When I was in academics in the early ‘90s, debates (still) raged over the value of soft versus hard sciences, with all the semiotic implications such terminology invited. The “lab-coat wannabes” (as we affectionately called them) in our department were very clear—quant was king and qual was unworthy fuzziness, only employed by those who wished to overthrow the king. Neither they nor their results could be trusted.
When I moved into market research in the mid-to-late 90’s, quant and qual lived in relative harmony, albeit a very siloed harmony. Focus groups and mall intercepts were the way to go if you needed to show your respondents something or talk to them in a more exploratory fashion. In the market research world, unlike academics, sometimes the very same researcher would do both quant and qual. It was shocking! It was, however, very much an either/or situation. The idea that qual could be used to create better quant always sounded good, but was often impractical given the cost and time involved in a dual approach.
Enter online research. The early years were a bit rough. We weren’t entirely sure who we were talking to, but we knew we wanted to show them images and ads. It was great and surveys got fancier as the online programming knowledge in the industry grew. Problem was, there was no way that online open-end responses were ever going to compete with focus group transcripts. The richness, the insights just weren’t there. iModerate tackled this problem with technology, by connecting to respondents in real-time and having one-on-one interviews. In effect, recapturing some of the richness lost in the move to the online world.
Hard to believe that was 10 years ago. iModerate moved beyond the technology to focus on the insights, developing a theoretical underpinning to the approach. In the industry itself, adding some qual to the quant is easier than ever. A quick search of Greenbook’s “hybrid market research” category yields 66 companies.
So where is the industry now, and where are we going? We know we are going mobile. In fact, many insist we’ve already gone there, done deal. We know we are going Big Data and Voice of the Consumer. (Although, in this instance, it feels a bit like we are in a crowded, noisy bar, nodding and smiling b/c we can’t quite hear what is being said; hoping we don’t look as foolish as we feel.) Our industry is at a crossroads where it is not just about hearing the voice of the consumer—it’s about understanding how to listen to that voice. We may have evolved enough to where we can finally use quant to inform our qual—but in a whole new way. We can take the methodology of quant—the repetition, the tracking, the longitudinal nature of it—and apply it to a qualitative approach. Online tracking, continually visiting consumers and having the same basic conversation while making adjustments for events, trends, new learnings—this is what’s going to allow us to truly listen to and understand the voice of the consumer.
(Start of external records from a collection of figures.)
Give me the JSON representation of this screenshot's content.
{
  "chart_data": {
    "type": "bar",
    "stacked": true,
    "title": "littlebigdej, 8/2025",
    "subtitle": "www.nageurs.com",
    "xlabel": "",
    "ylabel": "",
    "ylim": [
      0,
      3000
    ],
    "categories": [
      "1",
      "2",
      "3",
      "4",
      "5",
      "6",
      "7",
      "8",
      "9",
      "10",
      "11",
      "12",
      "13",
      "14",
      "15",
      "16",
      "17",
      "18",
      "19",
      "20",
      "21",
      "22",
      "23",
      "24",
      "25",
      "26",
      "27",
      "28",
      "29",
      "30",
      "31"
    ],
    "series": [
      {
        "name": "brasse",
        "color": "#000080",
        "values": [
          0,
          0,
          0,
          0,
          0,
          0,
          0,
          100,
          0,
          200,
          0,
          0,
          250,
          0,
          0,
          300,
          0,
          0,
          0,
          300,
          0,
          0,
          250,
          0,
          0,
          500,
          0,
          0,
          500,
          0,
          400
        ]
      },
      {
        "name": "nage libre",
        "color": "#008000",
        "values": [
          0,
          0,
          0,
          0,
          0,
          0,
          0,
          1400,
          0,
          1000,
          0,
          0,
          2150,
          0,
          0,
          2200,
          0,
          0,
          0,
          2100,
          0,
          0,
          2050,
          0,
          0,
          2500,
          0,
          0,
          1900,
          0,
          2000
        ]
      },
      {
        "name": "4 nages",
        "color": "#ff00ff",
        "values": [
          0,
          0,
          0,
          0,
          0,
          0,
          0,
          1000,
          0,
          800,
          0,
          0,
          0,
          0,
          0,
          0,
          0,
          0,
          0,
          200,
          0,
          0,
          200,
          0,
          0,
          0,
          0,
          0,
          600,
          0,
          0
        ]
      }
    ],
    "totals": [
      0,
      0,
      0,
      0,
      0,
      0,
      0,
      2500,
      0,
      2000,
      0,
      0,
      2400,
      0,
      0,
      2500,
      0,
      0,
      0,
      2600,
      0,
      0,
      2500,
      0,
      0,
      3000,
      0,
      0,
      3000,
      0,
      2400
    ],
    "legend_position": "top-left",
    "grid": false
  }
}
Here’s one final reminiscence to illustrate the point. Back in 1998, during the launch of a new focus group facility, one of the first clients was a fast food chain. It was exciting to hear respondents talk about wanting healthier options—it felt like a real finding, qual work in action (what can I say, we were young). The fast food executive’s response? “Yeah, they always say that, but nobody buys the salad.” I think of that sometimes in light of the fast casual revolution and wonder if that executive ever does. To me, this is the best example of something that can’t be seen in a single set of interactions, or measured on a “likelihood to buy” scale. Salad=healthy. People want healthy. Give people salad. But, people didn’t want to buy the salad. They wanted to feel better about what they were eating. They wanted to feel better after eating it. They were in the process of evolving tastes and transitioning needs. Defining and redefining what choices best fit their changing environment. That’s not something that can be captured in single conversation or a 7-point scale. Qual with a little quant—that’s our future. I can’t wait to see what it brings.